If your target language has a Translate grammar but no WordNet, use
the migrate.hs
script to bootstrap it, and you are done. If your
language has both, it is better to bootstrap the new concrete using
WordNet. Else keep on reading.
Our end goal is to map GF abstract fun
names to lemmas in our target
language. We do this by matching them by their WordNet synsets, so
this method is only suitable for languages which have a (hopefully
decently-sized) WordNet available in the format used by the OMW. The
conversion is done by a script that uses standard terminal utilities
(GNU versions). If you are on Mac OS X, you could install the
gnu-coreutils library, or you could spin a Docker instance of Ubuntu.
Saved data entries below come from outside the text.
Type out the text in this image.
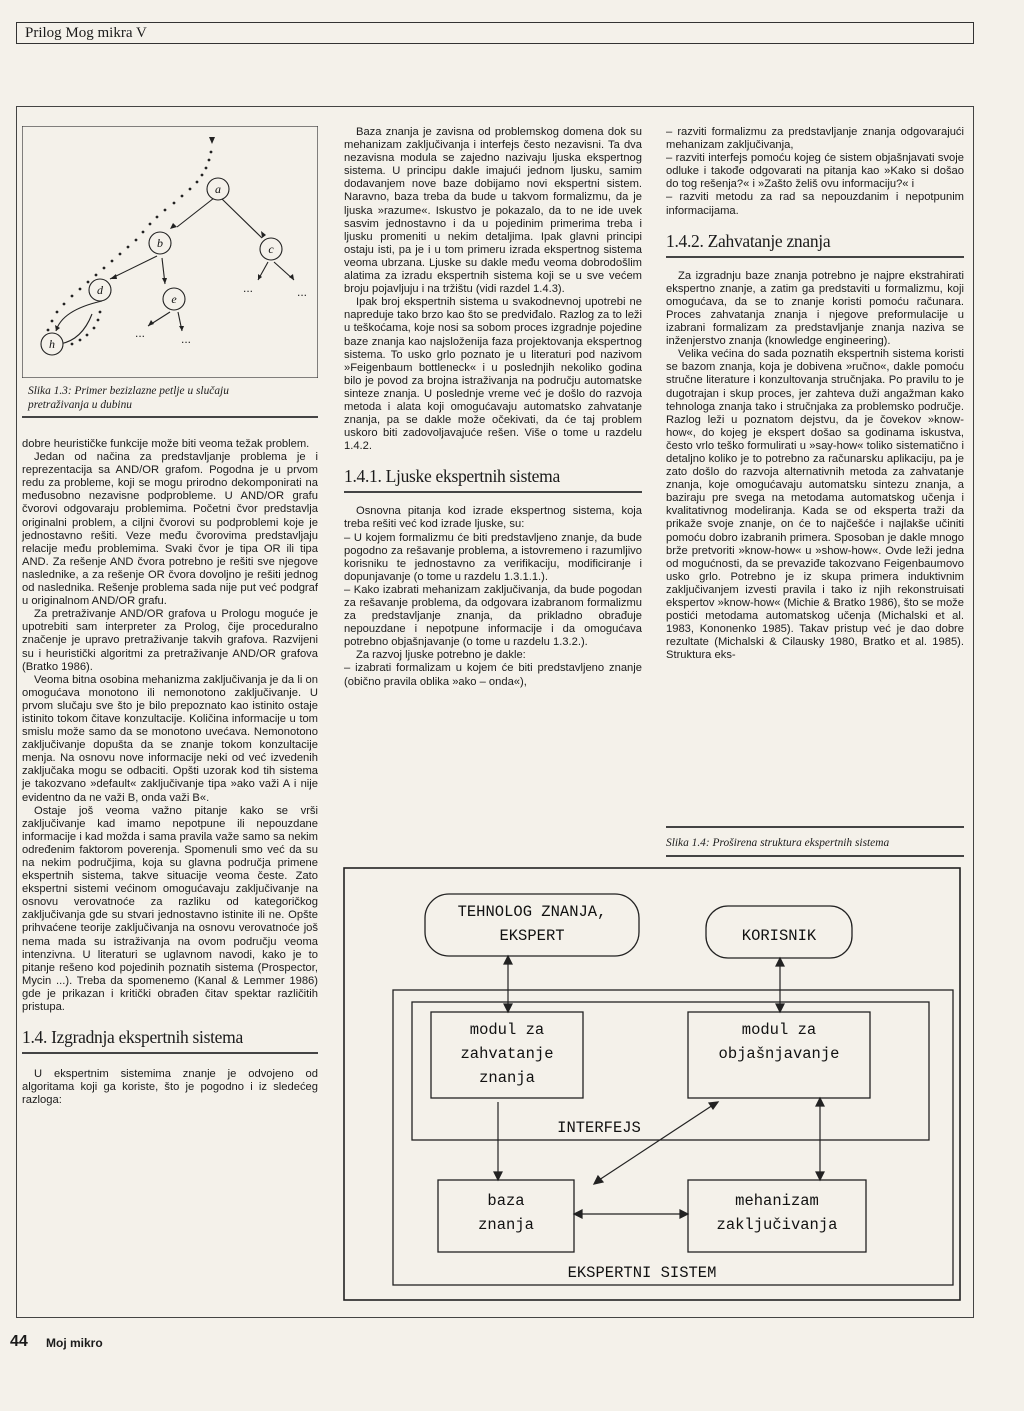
Prilog Mog mikra V
a
b	c
d
e
h
...	...
...	...
Slika 1.3: Primer bezizlazne petlje u slučaju pretraživanja u dubinu

dobre heurističke funkcije može biti veoma težak problem.

Jedan od načina za predstavljanje problema je i reprezentacija sa AND/OR grafom. Pogodna je u prvom redu za probleme, koji se mogu prirodno dekomponirati na međusobno nezavisne podprobleme. U AND/OR grafu čvorovi odgovaraju problemima. Početni čvor predstavlja originalni problem, a ciljni čvorovi su podproblemi koje je jednostavno rešiti. Veze među čvorovima predstavljaju relacije među problemima. Svaki čvor je tipa OR ili tipa AND. Za rešenje AND čvora potrebno je rešiti sve njegove naslednike, a za rešenje OR čvora dovoljno je rešiti jednog od naslednika. Rešenje problema sada nije put već podgraf u originalnom AND/OR grafu.

Za pretraživanje AND/OR grafova u Prologu moguće je upotrebiti sam interpreter za Prolog, čije proceduralno značenje je upravo pretraživanje takvih grafova. Razvijeni su i heuristički algoritmi za pretraživanje AND/OR grafova (Bratko 1986).

Veoma bitna osobina mehanizma zaključivanja je da li on omogućava monotono ili nemonotono zaključivanje. U prvom slučaju sve što je bilo prepoznato kao istinito ostaje istinito tokom čitave konzultacije. Količina informacije u tom smislu može samo da se monotono uvećava. Nemonotono zaključivanje dopušta da se znanje tokom konzultacije menja. Na osnovu nove informacije neki od već izvedenih zaključaka mogu se odbaciti. Opšti uzorak kod tih sistema je takozvano »default« zaključivanje tipa »ako važi A i nije evidentno da ne važi B, onda važi B«.

Ostaje još veoma važno pitanje kako se vrši zaključivanje kad imamo nepotpune ili nepouzdane informacije i kad možda i sama pravila važe samo sa nekim određenim faktorom poverenja. Spomenuli smo već da su na nekim područjima, koja su glavna područja primene ekspertnih sistema, takve situacije veoma česte. Zato ekspertni sistemi većinom omogućavaju zaključivanje na osnovu verovatnoće za razliku od kategoričkog zaključivanja gde su stvari jednostavno istinite ili ne. Opšte prihvaćene teorije zaključivanja na osnovu verovatnoće još nema mada su istraživanja na ovom području veoma intenzivna. U literaturi se uglavnom navodi, kako je to pitanje rešeno kod pojedinih poznatih sistema (Prospector, Mycin ...). Treba da spomenemo (Kanal & Lemmer 1986) gde je prikazan i kritički obrađen čitav spektar različitih pristupa.

1.4. Izgradnja ekspertnih sistema

U ekspertnim sistemima znanje je odvojeno od algoritama koji ga koriste, što je pogodno i iz sledećeg razloga:

Baza znanja je zavisna od problemskog domena dok su mehanizam zaključivanja i interfejs često nezavisni. Ta dva nezavisna modula se zajedno nazivaju ljuska ekspertnog sistema. U principu dakle imajući jednom ljusku, samim dodavanjem nove baze dobijamo novi ekspertni sistem. Naravno, baza treba da bude u takvom formalizmu, da je ljuska »razume«. Iskustvo je pokazalo, da to ne ide uvek sasvim jednostavno i da u pojedinim primerima treba i ljusku promeniti u nekim detaljima. Ipak glavni principi ostaju isti, pa je i u tom primeru izrada ekspertnog sistema veoma ubrzana. Ljuske su dakle među veoma dobrodošlim alatima za izradu ekspertnih sistema koji se u sve većem broju pojavljuju i na tržištu (vidi razdel 1.4.3).

Ipak broj ekspertnih sistema u svakodnevnoj upotrebi ne napreduje tako brzo kao što se predviđalo. Razlog za to leži u teškoćama, koje nosi sa sobom proces izgradnje pojedine baze znanja kao najsloženija faza projektovanja ekspertnog sistema. To usko grlo poznato je u literaturi pod nazivom »Feigenbaum bottleneck« i u poslednjih nekoliko godina bilo je povod za brojna istraživanja na području automatske sinteze znanja. U poslednje vreme već je došlo do razvoja metoda i alata koji omogućavaju automatsko zahvatanje znanja, pa se dakle može očekivati, da će taj problem uskoro biti zadovoljavajuće rešen. Više o tome u razdelu 1.4.2.

1.4.1. Ljuske ekspertnih sistema

Osnovna pitanja kod izrade ekspertnog sistema, koja treba rešiti već kod izrade ljuske, su:

– U kojem formalizmu će biti predstavljeno znanje, da bude pogodno za rešavanje problema, a istovremeno i razumljivo korisniku te jednostavno za verifikaciju, modificiranje i dopunjavanje (o tome u razdelu 1.3.1.1.).

– Kako izabrati mehanizam zaključivanja, da bude pogodan za rešavanje problema, da odgovara izabranom formalizmu za predstavljanje znanja, da prikladno obrađuje nepouzdane i nepotpune informacije i da omogućava potrebno objašnjavanje (o tome u razdelu 1.3.2.).

Za razvoj ljuske potrebno je dakle:

– izabrati formalizam u kojem će biti predstavljeno znanje (obično pravila oblika »ako – onda«),

– razviti formalizmu za predstavljanje znanja odgovarajući mehanizam zaključivanja,

– razviti interfejs pomoću kojeg će sistem objašnjavati svoje odluke i takođe odgovarati na pitanja kao »Kako si došao do tog rešenja?« i »Zašto želiš ovu informaciju?« i

– razviti metodu za rad sa nepouzdanim i nepotpunim informacijama.

1.4.2. Zahvatanje znanja

Za izgradnju baze znanja potrebno je najpre ekstrahirati ekspertno znanje, a zatim ga predstaviti u formalizmu, koji omogućava, da se to znanje koristi pomoću računara. Proces zahvatanja znanja i njegove preformulacije u izabrani formalizam za predstavljanje znanja naziva se inženjerstvo znanja (knowledge engineering).

Velika većina do sada poznatih ekspertnih sistema koristi se bazom znanja, koja je dobivena »ručno«, dakle pomoću stručne literature i konzultovanja stručnjaka. Po pravilu to je dugotrajan i skup proces, jer zahteva duži angažman kako tehnologa znanja tako i stručnjaka za problemsko područje. Razlog leži u poznatom dejstvu, da je čovekov »know-how«, do kojeg je ekspert došao sa godinama iskustva, često vrlo teško formulirati u »say-how« toliko sistematično i detaljno koliko je to potrebno za računarsku aplikaciju, pa je zato došlo do razvoja alternativnih metoda za zahvatanje znanja, koje omogućavaju automatsku sintezu znanja, a baziraju pre svega na metodama automatskog učenja i kvalitativnog modeliranja. Kada se od eksperta traži da prikaže svoje znanje, on će to najčešće i najlakše učiniti pomoću dobro izabranih primera. Sposoban je dakle mnogo brže pretvoriti »know-how« u »show-how«. Ovde leži jedna od mogućnosti, da se prevaziđe takozvano Feigenbaumovo usko grlo. Potrebno je iz skupa primera induktivnim zaključivanjem izvesti pravila i tako iz njih rekonstruisati ekspertov »know-how« (Michie & Bratko 1986), što se može postići metodama automatskog učenja (Michalski et al. 1983, Kononenko 1985). Takav pristup već je dao dobre rezultate (Michalski & Cilausky 1980, Bratko et al. 1985). Struktura eks-

Slika 1.4: Proširena struktura ekspertnih sistema
TEHNOLOG ZNANJA,
EKSPERT	KORISNIK
modul za
zahvatanje
znanja
modul za
objašnjavanje
INTERFEJS
baza
znanja
mehanizam
zaključivanja
EKSPERTNI SISTEM
44 Moj mikro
Not all words in a given synset in English are equally good
translations for any word in your target language’s synset. Krasimir
Angelov developed an heuristic algorithm to decide automatically which
translation pairs seem to be good matches. You can find the details in
this paper, and run the algorithm following the built-in instructions,
which should yield you a predictions.tsv
file, which you must place
in this repository.
call
bash make-abstract-lemmas-map.bash
from this repository to create a file named fun-lemmas.tsv
that maps
abstract syntax names their corresponding lemmas in your target
language.
You now have several options to obtain your target language’s concrete
WordNet
module. If your target language already has some large
dictionary module in GF, you can map its linearizations to the
abstract syntax names names by matching lemmas. Another option is to
apply smart paradigms to these lemmas in order to obtain tentative
linearizations. Ideally you’ll have a large scale morphological
resource which you can then check the GF linearizations against.
MakeDictFromLemmas.hs
can build a rudimentary WordNet concrete by
using the simplest smart paradigms. This will require extensive manual
revision afterwards. It takes two filepaths as arguments, the first is
a file in the same format as fun-lemmas.tsv
, and the other is the
name of the output file. You can customize the output language name
and the functions to be applied (to some extent).
let’s say your WordNet got updated, and you would like to carry over the updates without losing the linearizations you have already checked. you can do this by calling
bash merge-wordnet-modules.bash OLD_MODULE NEW-MODULE > WordNetXXX.gf
you’ll have to add the headers manually, though.